Well, this year I'm re-reading the entire series as an adult and I was surprised, given my expectation above, that it was nowhere near as brutal as I had remembered it. Maybe as an adult and more confident in myself I could just shrug off the other girls at the Hall as being spoiled brats and that Menolly should just ignore them. I found myself enjoying the books, after all, Masterharper Robinton plays a major role here and he's my favorite character.

The Harpers are the keepers of the accumulate knowledge and history of Pern, and while yes, they play music to entertain and to teach, they also listen, as their job is as much to record the present as it is to recall the past. If I couldn't be a dragonrider a Harper would have come a close second.
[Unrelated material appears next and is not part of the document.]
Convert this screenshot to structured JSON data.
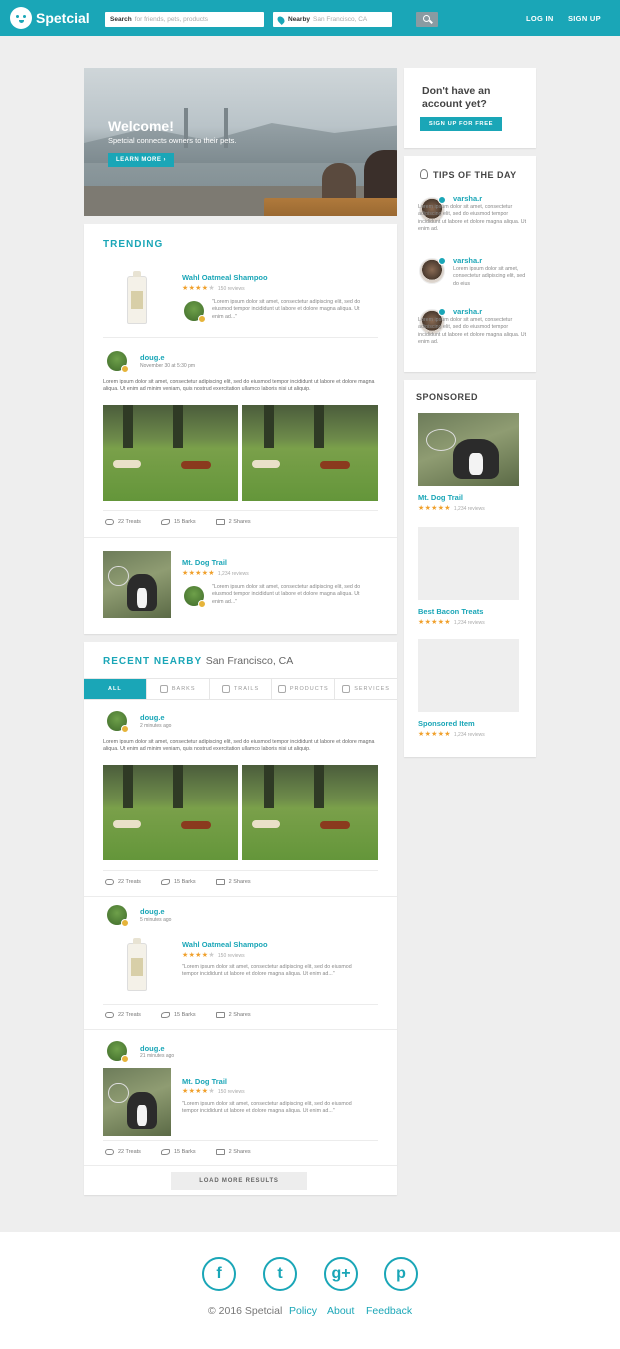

The first two books focus on Menolly, as she struggles to find her place in her home hold, to discovering a clutch of firelizard eggs and Impressing nine quirky little characters, to becoming the first female harper. I will admit that in these first six books in the Pern series there are a lot of "firsts", to the point where you wonder what was going on the past few thousand years of Pern history, did nobody never do anything outstanding until Benden Weyr stepped up to lead a new way of thinking? First female Harper, first white dragon, first Lord Holder who was also a rider, first attempt to travel to the Red Star, rediscovery of a large number of things that had been lost for thousands of years (did not a single weyr brat run through those same tunnels as Jaxom and Felessan??). And all the wonders of the Southern Continent, first Impressed firelizards, discovering you could go between time...takes a little bit of suspension of belief that not a single person in the past was curious enough, or adventurous enough, to have discovered any one of these things before now. But then I guess that's what keeps these stories interesting, there's always something exciting happening!

Now the third book takes an interesting jump and moves away from Menolly to Piemur. This seems a pick unexpected but it is the Harper Hall trilogy, not the Menolly trilogy after all. Just as the third book in the Dragonriders jumps to Jaxom instead of Lessa and F'lar. This book also has a weird timing problem with The White Dragon. See the publishing order is the first two Dragonrider books, then the first two Harper Hall books, then The White Dragon, and only the Dragondrums. However it is clear that The White Dragon and Dragondrums were written by McCaffrey at the same time, as the one references events in the other, however they were published out of sequence, thus things are mentioned in passing in The White Dragon, that only get introduced in Dragondrums. So this is one case where I would recommend not following the publishing order.

Thus, six books in and I'm not yet tired of Pern, looking forward now to going to the past and meeting up with Moretta and Nerilka again in their re-reads next.

And for what it's worth, the covers of the Dragonriders made me familiar with Michael Whelan's are, just as the covers of Harper Hall made me familiar with Rowena. I haven't had that kind of experience sense, where I really bothered to look up more art by a specific cover artist.